By the way, if this is right, the most fundamental challenge is not so much to vendor marketing strategies, which can adjust by viewing reverse markets as a new channel to market, but to retailers and media owners whose entire business models are threatened by these new developments.

Alan Mitchell

Jonathan Trenn

I still think the Intercept concept still has validity. But I don't see it as 'anywhere you can find them'. Intercepting can create name recognition. It's the companies that completely rely on this method that will fail.

Vladimir Orlt

A very good article. Thanks for the warning about the 3 Is... forewarned is forearmed :-) Where does selling on the basis of product value fit? Competition is good for the consumer (and bad for producers who can't keep up :-) I'd rather see more product-review websites...

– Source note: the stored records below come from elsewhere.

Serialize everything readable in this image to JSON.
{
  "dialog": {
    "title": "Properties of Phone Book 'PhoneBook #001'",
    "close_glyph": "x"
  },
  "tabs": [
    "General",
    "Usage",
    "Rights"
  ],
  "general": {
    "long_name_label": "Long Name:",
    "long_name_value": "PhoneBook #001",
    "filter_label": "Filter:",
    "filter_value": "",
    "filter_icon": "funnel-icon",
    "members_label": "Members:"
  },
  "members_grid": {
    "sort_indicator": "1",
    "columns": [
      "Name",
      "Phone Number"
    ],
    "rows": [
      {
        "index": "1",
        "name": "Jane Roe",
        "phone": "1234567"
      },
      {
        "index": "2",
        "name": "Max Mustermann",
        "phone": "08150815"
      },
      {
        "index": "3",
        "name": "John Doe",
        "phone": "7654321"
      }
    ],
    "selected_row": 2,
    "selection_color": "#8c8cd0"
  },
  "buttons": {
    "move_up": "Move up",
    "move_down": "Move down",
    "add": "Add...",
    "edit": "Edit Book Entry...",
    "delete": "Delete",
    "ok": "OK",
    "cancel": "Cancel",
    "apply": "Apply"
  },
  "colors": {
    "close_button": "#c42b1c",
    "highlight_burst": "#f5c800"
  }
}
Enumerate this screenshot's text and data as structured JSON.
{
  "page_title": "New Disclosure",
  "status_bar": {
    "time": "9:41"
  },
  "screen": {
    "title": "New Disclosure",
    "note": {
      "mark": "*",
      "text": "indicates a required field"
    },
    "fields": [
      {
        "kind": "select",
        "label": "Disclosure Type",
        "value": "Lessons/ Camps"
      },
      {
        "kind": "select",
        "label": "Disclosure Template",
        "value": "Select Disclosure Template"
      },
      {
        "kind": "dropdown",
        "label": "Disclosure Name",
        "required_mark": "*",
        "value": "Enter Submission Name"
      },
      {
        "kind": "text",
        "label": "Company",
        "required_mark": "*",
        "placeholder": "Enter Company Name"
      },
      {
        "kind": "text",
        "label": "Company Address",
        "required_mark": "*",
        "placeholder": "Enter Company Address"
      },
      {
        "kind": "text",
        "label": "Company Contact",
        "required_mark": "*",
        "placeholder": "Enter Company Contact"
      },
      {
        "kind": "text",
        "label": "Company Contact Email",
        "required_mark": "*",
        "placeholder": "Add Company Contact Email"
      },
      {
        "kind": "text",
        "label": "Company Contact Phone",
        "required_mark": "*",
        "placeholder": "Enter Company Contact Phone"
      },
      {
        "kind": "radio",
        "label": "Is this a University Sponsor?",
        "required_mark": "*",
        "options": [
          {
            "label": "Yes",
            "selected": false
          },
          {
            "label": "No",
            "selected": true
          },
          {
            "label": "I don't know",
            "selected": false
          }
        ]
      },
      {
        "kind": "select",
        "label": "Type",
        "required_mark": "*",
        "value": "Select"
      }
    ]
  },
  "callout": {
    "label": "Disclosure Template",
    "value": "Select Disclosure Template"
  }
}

And as for those urinal ads... how about installing them a bit lower?

Britton Manasco

John,

I'm shocked and dismayed that you have besmirched one of the great strategic opportunities that CMOs now have an opportunity to seize: "Urinary Marketing." There it is in your essay -- a backhand slap at "video displays above urinals." C'mon, that is truly one of the great innovations in attention marketing. I mean, what else are you going to do but watch the ad?

But seriously, I think you nailed it with your points about mobilizing third parties to drive collaborative marketing. That is the true frontier. How do we influence and reinforce the decisions of customers? I think that's what Reichheld is getting at with his "Net Promoter Scores." Who are the influencers? We need to know because customer are no longer going to decide in the vacuum of a "one-to-one" relationship. In fact, if we follow our customers too closely, we can follow them off the cliff (as Clayton Christensen has shown us quite eloquently).

On the other hand, I think you have been unfair to the promoters of the one-to-one philosophy. You set them up as a straw men behind a "conventional" and "walled garden" approach to marketing. But then, you, too, embraced lifetime value metrics and the Parento Principle (80/20 rule). It was the one-to-one preachers that most vividly made those points a decade ago.

That said, I am with you in your point about measuring Return on Information. Vendors need to be able to demonstrate that they can rapidly deliver value more quickly than their competitors. As you pointed out, "the more quickly a vendor can turn around and deliver tangible value in return for information from a customer, the more quickly and effectively the vendor will be able to build trust and willingness to provide even more information." Brother John, you can get an Amen.

Now, about those urinals... ;>)

Edward Cotton

Great post, as usual.

Any examples of companies that are close to getting it right?

The comments to this entry are closed.